After reading the memoirs of Frank Sargeson in the November issue, and then Michael King’s biography, DAVID MACKENZIE was prompted to pass on his own memories.THREE HEROES
A year or so after the end of World War II, Canterbury College held an Open Week in a Christchurch winter, when I attended an address by ARD Fairburn given at a church in the area, on the Romantic Movement in poetry as I recall; details of it escape me after this gap but his presence was impressive. Tall, dark, sun-tanned with strong features and well modulated delivery, he dressed casually in sports coat and grey flannel, a plain shirt and subdued tie. Into the pockets of the large checked tweed he thrust his hands deeply, gesturing with a big hooked pipe from time to time for emphasis.
At question time a few had their queries urbanely handled and then came Ron Scarlett, one of those who seem to be a student forever, who loved to argue the toss at any chance. He challenged the speaker on his main thesis, putting his points with much vigour and the ensuing debate took all of half an hour, both obviously enjoying the cut and thrust. Scarlett subsided at last without giving way, though I feel Fairburn had the better of it in a good-natured way and, as a practitioner of romantic poetry himself, a memorable figure. Much later Scarlett worked on the Pyramid Valley excavations of the giant eagle for Canterbury Museum, and became an authority on New Zealand fossil homes.
Johannes Andersen, head of the Turnbull library, wrote on Maori mythology and nature notes of the most engaging kind for the Christchurch Press. George Bernard Shaw said that his most outstanding experience in New Zealand was Andersen whistling the native birdsongs to him in the study at the Turnbull, so transporting him to the heart of the bush.
This remarkable man was diminutive, his fine features brown and delicately wrinkled, his brow high, above it a mane of silver wire hair beautifully brushed and the man impeccably attired. He began by saying that his subject, “The Literature of the Maori”, was a contradiction since Maori wasn’t a written language, but that he hoped to prove that this speech deserved to be regarded as literary by its poetic nature.
As a young man of 17 he became an interpreter for the Maori Land Court and told of a time in Gisborne where an elder giving evidence recited his genealogy back to the canoes, taking two days to do so. That evening the Judge said, “Andersen, that man is inventing, so tomorrow you are to tell him you’ve lost your notes.” When asked how to explain this, he replied, “Oh, invent anything – they were accidentally burnt, maybe.” Next day the old man’s face fell as he was told he’d have to repeat his recitation, yet he did so and when the two records were compared, they were near enough to identical.

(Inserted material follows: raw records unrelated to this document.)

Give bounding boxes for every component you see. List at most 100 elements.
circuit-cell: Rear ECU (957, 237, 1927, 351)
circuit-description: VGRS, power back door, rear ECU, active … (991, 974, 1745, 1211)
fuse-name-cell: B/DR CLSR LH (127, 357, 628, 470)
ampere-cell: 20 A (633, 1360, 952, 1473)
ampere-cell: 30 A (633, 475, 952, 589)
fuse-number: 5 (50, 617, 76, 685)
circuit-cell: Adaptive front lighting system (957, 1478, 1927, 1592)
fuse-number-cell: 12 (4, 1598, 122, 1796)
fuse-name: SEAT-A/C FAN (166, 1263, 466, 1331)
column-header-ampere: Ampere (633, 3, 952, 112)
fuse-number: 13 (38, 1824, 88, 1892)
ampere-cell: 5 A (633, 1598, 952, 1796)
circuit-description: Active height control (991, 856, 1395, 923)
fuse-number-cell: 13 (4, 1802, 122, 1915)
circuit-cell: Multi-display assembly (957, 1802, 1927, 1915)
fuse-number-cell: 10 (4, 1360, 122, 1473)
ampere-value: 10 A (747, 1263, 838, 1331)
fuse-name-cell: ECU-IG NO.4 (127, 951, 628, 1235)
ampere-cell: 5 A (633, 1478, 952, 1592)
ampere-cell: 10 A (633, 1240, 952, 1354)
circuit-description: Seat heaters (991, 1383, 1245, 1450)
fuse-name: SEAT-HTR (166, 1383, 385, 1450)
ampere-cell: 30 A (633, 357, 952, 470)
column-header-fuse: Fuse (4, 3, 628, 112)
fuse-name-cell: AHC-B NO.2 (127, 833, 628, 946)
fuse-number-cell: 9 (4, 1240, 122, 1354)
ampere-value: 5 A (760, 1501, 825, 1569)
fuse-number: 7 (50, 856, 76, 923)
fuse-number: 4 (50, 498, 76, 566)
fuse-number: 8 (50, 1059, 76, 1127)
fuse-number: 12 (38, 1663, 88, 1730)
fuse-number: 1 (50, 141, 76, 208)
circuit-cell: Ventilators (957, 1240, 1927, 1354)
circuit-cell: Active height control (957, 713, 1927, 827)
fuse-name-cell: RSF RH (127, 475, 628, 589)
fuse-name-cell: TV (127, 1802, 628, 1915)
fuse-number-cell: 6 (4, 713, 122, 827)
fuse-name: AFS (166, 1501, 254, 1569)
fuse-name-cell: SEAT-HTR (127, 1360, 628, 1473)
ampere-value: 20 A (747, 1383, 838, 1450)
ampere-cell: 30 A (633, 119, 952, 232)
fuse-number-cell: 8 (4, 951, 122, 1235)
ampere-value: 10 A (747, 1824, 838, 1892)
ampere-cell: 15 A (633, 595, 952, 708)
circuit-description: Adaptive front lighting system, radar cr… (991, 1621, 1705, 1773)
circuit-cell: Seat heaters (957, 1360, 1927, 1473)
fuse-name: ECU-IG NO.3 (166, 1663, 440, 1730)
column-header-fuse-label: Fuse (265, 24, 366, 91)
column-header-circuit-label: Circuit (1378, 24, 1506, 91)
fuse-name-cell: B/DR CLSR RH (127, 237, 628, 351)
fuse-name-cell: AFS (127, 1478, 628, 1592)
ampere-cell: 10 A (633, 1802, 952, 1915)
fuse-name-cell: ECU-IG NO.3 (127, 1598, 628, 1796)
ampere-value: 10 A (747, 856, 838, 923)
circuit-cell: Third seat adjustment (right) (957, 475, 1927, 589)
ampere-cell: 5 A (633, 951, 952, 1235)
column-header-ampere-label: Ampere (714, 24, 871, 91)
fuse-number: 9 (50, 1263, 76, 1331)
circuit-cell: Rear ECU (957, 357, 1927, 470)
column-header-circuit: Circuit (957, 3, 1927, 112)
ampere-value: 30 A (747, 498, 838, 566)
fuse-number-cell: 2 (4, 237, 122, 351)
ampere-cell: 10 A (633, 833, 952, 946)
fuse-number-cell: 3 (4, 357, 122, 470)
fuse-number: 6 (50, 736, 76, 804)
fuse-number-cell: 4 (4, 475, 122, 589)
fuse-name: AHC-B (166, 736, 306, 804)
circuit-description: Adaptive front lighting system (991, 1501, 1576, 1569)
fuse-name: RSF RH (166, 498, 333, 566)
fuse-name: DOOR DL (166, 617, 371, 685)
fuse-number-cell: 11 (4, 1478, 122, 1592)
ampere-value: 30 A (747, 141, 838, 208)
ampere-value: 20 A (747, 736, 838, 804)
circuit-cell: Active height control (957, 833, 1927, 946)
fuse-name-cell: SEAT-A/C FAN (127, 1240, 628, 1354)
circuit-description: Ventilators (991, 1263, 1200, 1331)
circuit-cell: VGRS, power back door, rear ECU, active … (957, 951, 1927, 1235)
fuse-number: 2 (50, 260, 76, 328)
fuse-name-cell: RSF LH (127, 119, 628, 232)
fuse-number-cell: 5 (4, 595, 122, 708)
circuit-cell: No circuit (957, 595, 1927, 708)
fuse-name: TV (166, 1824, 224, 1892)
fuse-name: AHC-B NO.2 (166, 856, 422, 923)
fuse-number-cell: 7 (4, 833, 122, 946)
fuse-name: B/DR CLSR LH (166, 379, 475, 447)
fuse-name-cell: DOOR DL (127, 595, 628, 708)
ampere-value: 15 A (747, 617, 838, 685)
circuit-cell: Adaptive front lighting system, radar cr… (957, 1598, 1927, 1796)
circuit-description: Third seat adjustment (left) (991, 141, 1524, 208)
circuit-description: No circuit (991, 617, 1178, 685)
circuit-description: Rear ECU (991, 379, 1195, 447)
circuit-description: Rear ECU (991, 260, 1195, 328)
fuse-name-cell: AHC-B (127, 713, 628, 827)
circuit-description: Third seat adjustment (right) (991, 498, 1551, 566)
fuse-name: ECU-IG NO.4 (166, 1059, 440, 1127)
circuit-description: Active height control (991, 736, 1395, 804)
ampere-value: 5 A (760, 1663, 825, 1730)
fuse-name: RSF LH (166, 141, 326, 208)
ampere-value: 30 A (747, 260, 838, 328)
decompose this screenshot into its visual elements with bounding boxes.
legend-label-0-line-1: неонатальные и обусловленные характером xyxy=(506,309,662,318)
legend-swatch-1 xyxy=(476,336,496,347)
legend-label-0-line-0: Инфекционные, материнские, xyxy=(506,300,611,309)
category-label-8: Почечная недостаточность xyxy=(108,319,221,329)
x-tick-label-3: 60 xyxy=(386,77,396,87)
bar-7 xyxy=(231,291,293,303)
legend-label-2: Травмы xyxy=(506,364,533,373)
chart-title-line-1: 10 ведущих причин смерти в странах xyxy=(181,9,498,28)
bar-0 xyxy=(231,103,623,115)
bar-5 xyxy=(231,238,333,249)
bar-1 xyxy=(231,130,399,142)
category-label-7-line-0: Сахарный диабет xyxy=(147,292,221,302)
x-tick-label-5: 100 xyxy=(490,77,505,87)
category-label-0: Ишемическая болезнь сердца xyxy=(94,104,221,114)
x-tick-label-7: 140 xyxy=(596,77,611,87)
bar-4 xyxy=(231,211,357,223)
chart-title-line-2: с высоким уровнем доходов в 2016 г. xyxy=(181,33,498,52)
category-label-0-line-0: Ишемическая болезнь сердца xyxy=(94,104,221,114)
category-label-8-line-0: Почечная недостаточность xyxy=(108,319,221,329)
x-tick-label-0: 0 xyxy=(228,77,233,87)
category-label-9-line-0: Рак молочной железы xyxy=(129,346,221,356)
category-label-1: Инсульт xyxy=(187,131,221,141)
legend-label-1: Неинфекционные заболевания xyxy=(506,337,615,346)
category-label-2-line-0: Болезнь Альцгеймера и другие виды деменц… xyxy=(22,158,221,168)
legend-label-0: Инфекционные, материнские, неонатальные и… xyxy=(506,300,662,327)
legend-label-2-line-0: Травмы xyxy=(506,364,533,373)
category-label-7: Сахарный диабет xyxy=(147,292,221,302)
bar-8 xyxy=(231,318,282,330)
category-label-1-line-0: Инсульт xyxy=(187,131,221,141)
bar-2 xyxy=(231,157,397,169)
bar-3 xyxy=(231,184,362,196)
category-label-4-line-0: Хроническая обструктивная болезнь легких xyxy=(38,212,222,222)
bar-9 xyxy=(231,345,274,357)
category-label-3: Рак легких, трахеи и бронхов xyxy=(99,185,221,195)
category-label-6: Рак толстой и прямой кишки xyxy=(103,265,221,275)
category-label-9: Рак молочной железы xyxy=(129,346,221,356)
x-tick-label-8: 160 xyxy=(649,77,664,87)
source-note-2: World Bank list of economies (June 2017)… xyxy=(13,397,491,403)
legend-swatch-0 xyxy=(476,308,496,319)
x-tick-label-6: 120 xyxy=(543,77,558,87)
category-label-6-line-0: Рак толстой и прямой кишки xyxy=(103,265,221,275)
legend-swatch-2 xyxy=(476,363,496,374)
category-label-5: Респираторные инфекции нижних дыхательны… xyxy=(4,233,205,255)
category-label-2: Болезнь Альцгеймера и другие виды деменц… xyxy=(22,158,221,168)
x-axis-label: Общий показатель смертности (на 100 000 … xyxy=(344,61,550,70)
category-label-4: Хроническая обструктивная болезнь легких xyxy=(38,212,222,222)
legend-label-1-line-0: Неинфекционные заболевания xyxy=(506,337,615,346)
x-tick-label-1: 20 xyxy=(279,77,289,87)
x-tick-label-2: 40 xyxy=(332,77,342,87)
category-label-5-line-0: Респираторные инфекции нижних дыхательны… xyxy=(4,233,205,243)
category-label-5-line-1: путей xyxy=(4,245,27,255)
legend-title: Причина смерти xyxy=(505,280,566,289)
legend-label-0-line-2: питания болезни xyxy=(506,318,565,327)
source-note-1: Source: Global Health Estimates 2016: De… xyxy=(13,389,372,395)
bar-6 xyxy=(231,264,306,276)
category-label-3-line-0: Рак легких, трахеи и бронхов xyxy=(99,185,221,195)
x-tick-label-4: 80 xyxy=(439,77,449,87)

Feats of memory such as this were not unusual, but Andersen’s point was that they were expressed in poetic ways, indeed the everyday Maori giving directions or explanations, such as describing the plants in his district that were safe to use, did so in graceful literary terms. So he argued his case with examples, some of these the old folk tales.
At the end of the spellbinding session a man stood to thank him. He was dressed in a trench coat, navy blue suit with wide chalk stripes and cuffs on the trousers, had square-cut features, basin cropped hair, not sun-tanned. He was Frank Sargeson.
He spoke eloquently in a Kiwi voice, flat vowels and a somewhat metallic note, saying that he’d been privileged to hear such a wonderful lecture and that he felt certain he spoke for us all when he assured Johannes that he had persuaded us that Maori deserved to be regarded as literature – and that the account of Rona in the Moon came across so well it made him think he must use the story somehow in the future.
So it was, 50 years ago three of my heroes from the printed page were made manifest.